Días pasados, en una de mis visitas de control médico, coincidimos un paciente crónico —como yo —más o menos de mi edad, y tras saludarnos tomé asiento a su lado y nos pusimos a hablar con el fin de matar el tiempo de espera.
—¡Vaya día que nos está haciendo! —le dije para romper el hielo—. No es que llueva mucho, pero con la temperatura tan baja y la humedad que hay, este «calabobos» penetra hasta los huesos.
—Así es — me responde—. Pero cuando salimos de casa aun no llovía y nos abrigamos, eso sí, pero distraídos no cogimos el paraguas.
Ambos le pusimos una sonrisa a nuestro ocasional y complaciente encuentro y comenzamos a hablar de lo que ya habla casi todo el mundo: sobre los devastadores efectos de la crisis, el incomprensible y nefasto proceder de los políticos, en particular los gobernantes, para intentar paliar el generalizado descontento que se nota en la calle al ver que aquella España desarrollada y próspera se hunde sin remedio al tiempo que va arrastrando al averno a millones de familias inocentes.
—Se ha fijado usted —me comenta— cómo están de carteles de protesta las paredes de la entrada y el vestíbulo del Hospital?
—Sí, lo he visto y hasta he leído algunos muy duros por cierto.
— Pues todo eso son «recados» dirigidos a la dirección del Hospital, a los gobiernos de turno, a la patronal, a la banca, a los tribunales de la «injusticia», en definitiva a todo aquél que tiene el poder y mangonea a su antojo lo que cree que es solo suyo. Mensajes que elevan la voz del pueblo, llamando a toda esa gente de todo menos bonitos.
—Lo que indica —en mi opinión— que hay tanta gente afectada que ya no se resigna a esperar «milagros» y se suma a cualquier movimiento o plataforma de descontentos con la esperanza de que siendo muchos los que protesten, el gobierno y los responsables de lo que está ocurriendo dejen de ignorarles.
—De lo que no estoy tan seguro —insiste él— es de que todo este movimiento ciudadano sirva para algo más que para hacer ruido. Pues cuando hartos de ver a las policias arrastrando y apaleando a gente indefensa, como en los peores tiempos, vemos que no se llenan las calles de ciudadanos voluntariosos y solidarios que hagan oír sus gritos hasta en el cielo.
Ambos estábamos de acuerdo en que las medidas que están adoptando los altos cargos del gobierno en servicios tan básicos como la sanidad, la educación, el empleo, los asuntos sociales en general, son tan desacertadas que provocan el efeto contrario del que sería deseable. Y así, claro, la gente se siente traicionada y se cabrea, lógico.
—¿Tiene usted hijos? —le pegunté por cambiar de tema —
—Sí tenemos hijos, pero ya son grandes y cada cual está en su casa y con su familia. Y como nosotros a Dios gracias nos valemos (todavía) por sí solos y ellos están tan ocupados en sus quehaceres, casi siempre estamos solos.
—Hombre, también será porque tienen la tranquilidad absoluta de que a ustedes no les falta para comer.
—Bueno, bueno, . . . usted sabe como yo que «No solo de pan vive el hombre». Así que tener para comer ya es mucho, pero no todo.

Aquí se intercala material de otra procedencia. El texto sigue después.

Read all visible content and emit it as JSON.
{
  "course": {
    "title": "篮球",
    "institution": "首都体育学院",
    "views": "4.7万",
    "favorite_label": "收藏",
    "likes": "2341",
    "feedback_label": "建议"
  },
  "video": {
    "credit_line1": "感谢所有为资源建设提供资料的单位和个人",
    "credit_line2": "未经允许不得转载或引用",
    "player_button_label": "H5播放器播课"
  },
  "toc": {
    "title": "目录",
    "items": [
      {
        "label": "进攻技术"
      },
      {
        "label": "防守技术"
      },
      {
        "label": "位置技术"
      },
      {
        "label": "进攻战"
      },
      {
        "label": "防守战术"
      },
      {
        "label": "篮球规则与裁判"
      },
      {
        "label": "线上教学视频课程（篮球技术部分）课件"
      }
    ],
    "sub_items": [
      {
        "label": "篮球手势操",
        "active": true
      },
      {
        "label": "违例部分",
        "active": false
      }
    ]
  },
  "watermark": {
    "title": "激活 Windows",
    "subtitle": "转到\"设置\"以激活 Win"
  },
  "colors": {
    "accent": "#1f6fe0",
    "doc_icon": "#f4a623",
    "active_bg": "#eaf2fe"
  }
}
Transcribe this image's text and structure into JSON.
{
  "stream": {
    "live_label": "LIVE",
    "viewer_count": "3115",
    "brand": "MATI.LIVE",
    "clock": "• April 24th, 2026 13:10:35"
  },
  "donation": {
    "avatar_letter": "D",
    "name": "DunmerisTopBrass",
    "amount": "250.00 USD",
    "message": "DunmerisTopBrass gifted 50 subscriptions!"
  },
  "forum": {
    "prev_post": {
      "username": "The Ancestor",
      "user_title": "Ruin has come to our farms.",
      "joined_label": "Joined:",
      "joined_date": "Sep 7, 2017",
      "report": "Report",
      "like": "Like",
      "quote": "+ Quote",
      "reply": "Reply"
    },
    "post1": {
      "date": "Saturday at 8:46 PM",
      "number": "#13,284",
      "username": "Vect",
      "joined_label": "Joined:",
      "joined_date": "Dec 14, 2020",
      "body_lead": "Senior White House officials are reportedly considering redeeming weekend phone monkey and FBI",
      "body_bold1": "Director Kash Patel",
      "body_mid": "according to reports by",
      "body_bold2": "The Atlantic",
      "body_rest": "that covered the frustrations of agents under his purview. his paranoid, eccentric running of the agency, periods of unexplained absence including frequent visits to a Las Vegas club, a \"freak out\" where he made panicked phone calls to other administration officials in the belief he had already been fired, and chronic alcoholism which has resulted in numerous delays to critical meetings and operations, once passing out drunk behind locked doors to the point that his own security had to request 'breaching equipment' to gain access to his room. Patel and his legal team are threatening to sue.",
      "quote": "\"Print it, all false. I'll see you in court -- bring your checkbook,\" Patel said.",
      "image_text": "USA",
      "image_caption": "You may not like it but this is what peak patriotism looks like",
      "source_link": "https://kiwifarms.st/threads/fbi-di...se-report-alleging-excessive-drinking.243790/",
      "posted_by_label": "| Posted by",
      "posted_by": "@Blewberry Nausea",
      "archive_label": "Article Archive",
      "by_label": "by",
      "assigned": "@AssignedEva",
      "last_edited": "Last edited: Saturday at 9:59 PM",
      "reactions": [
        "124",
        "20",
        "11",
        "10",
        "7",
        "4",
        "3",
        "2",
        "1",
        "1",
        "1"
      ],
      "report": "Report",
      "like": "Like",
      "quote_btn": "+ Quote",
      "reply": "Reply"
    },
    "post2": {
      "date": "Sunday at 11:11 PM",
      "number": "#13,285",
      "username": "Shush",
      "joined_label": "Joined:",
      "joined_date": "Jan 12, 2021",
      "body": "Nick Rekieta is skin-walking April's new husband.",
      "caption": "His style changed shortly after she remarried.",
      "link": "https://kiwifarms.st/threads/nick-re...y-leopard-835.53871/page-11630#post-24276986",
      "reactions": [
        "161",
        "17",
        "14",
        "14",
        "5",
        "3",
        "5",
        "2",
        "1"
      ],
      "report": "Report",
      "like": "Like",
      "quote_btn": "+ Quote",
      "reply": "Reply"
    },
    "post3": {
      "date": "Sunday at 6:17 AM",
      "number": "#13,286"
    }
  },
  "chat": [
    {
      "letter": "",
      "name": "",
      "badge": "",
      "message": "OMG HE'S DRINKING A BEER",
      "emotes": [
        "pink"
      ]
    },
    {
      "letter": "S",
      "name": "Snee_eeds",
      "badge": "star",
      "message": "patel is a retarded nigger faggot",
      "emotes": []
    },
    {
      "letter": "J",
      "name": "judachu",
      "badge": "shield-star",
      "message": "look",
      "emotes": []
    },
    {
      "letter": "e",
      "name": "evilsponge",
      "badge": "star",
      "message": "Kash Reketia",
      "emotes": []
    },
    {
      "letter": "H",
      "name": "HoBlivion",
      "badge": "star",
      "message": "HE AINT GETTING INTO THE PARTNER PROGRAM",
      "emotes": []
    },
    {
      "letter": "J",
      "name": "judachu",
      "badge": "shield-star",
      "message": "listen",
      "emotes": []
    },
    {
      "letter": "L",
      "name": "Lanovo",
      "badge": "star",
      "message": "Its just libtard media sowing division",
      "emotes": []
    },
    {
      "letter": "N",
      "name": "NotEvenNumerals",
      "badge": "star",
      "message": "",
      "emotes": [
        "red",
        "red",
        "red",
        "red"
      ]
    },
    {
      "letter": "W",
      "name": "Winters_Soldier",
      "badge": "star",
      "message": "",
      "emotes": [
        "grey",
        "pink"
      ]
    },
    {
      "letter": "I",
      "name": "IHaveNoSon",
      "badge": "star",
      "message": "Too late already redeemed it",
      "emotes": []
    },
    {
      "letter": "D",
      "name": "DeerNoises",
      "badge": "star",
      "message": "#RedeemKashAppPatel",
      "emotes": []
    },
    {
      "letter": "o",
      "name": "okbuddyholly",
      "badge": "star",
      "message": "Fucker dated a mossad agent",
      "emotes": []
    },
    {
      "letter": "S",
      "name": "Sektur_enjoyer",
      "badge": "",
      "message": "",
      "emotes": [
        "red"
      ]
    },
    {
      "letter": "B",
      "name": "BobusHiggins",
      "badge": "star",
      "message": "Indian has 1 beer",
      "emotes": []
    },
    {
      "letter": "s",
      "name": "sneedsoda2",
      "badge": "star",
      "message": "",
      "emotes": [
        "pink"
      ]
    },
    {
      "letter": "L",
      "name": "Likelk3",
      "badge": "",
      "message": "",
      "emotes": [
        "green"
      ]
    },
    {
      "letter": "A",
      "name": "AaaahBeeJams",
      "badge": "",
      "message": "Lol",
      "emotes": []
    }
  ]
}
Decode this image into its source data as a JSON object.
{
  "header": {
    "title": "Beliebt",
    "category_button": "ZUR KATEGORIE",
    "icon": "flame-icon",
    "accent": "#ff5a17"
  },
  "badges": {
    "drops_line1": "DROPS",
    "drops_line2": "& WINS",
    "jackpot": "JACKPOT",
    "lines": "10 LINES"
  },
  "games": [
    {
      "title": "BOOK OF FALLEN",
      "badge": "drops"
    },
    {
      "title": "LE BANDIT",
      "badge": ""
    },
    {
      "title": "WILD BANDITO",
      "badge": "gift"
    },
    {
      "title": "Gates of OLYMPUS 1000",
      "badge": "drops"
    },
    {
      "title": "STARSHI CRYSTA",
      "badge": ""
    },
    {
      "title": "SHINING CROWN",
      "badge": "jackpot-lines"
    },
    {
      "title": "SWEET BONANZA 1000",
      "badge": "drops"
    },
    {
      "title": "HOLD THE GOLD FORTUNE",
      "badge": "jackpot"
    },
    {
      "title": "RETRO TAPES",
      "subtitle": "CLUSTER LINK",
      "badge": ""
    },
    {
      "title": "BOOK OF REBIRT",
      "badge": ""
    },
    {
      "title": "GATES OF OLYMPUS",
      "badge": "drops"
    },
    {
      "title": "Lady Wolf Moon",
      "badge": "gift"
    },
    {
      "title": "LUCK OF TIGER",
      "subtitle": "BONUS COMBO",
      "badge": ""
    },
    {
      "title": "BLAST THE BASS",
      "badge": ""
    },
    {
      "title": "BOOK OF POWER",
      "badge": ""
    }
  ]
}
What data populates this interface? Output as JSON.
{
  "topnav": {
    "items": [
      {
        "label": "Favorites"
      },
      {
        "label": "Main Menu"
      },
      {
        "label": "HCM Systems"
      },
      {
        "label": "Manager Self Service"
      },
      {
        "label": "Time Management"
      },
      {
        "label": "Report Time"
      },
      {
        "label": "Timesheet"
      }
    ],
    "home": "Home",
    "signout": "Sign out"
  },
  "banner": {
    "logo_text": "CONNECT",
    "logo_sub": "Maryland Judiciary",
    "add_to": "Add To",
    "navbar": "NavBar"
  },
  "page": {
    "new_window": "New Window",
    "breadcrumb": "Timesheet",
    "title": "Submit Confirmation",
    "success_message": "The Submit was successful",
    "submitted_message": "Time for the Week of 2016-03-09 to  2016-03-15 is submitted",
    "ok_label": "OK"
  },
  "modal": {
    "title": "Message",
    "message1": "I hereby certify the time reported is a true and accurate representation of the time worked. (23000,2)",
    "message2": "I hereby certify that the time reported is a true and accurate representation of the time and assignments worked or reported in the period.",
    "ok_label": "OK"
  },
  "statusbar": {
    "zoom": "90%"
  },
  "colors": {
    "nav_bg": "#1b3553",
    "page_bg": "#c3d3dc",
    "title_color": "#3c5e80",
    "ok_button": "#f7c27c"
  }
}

Y menos aún cuando se llega a viejos.
Pero vaya, dejémoslo así y sigamos creídos en que habiendo intentado cumplir nuestro deber de padres —otra cosa es que lo hayamos conseguido— y obrado siempre de buena fe, al final obtendremos el descanso y la paz que cada cual merezcamos.
Como la consulta de control es por la misma causa, la fecha y hora de la próxima visita también coincidía. Así que aunque no dejaba de lloviznar, por si mas tarde arreciaba, nos despedimos con un apretón de manos quedando emplazados para seguir hablando dentro de cinco semanas.
Los dos esperamos poder comentar lo que se entienda como buenas noticias.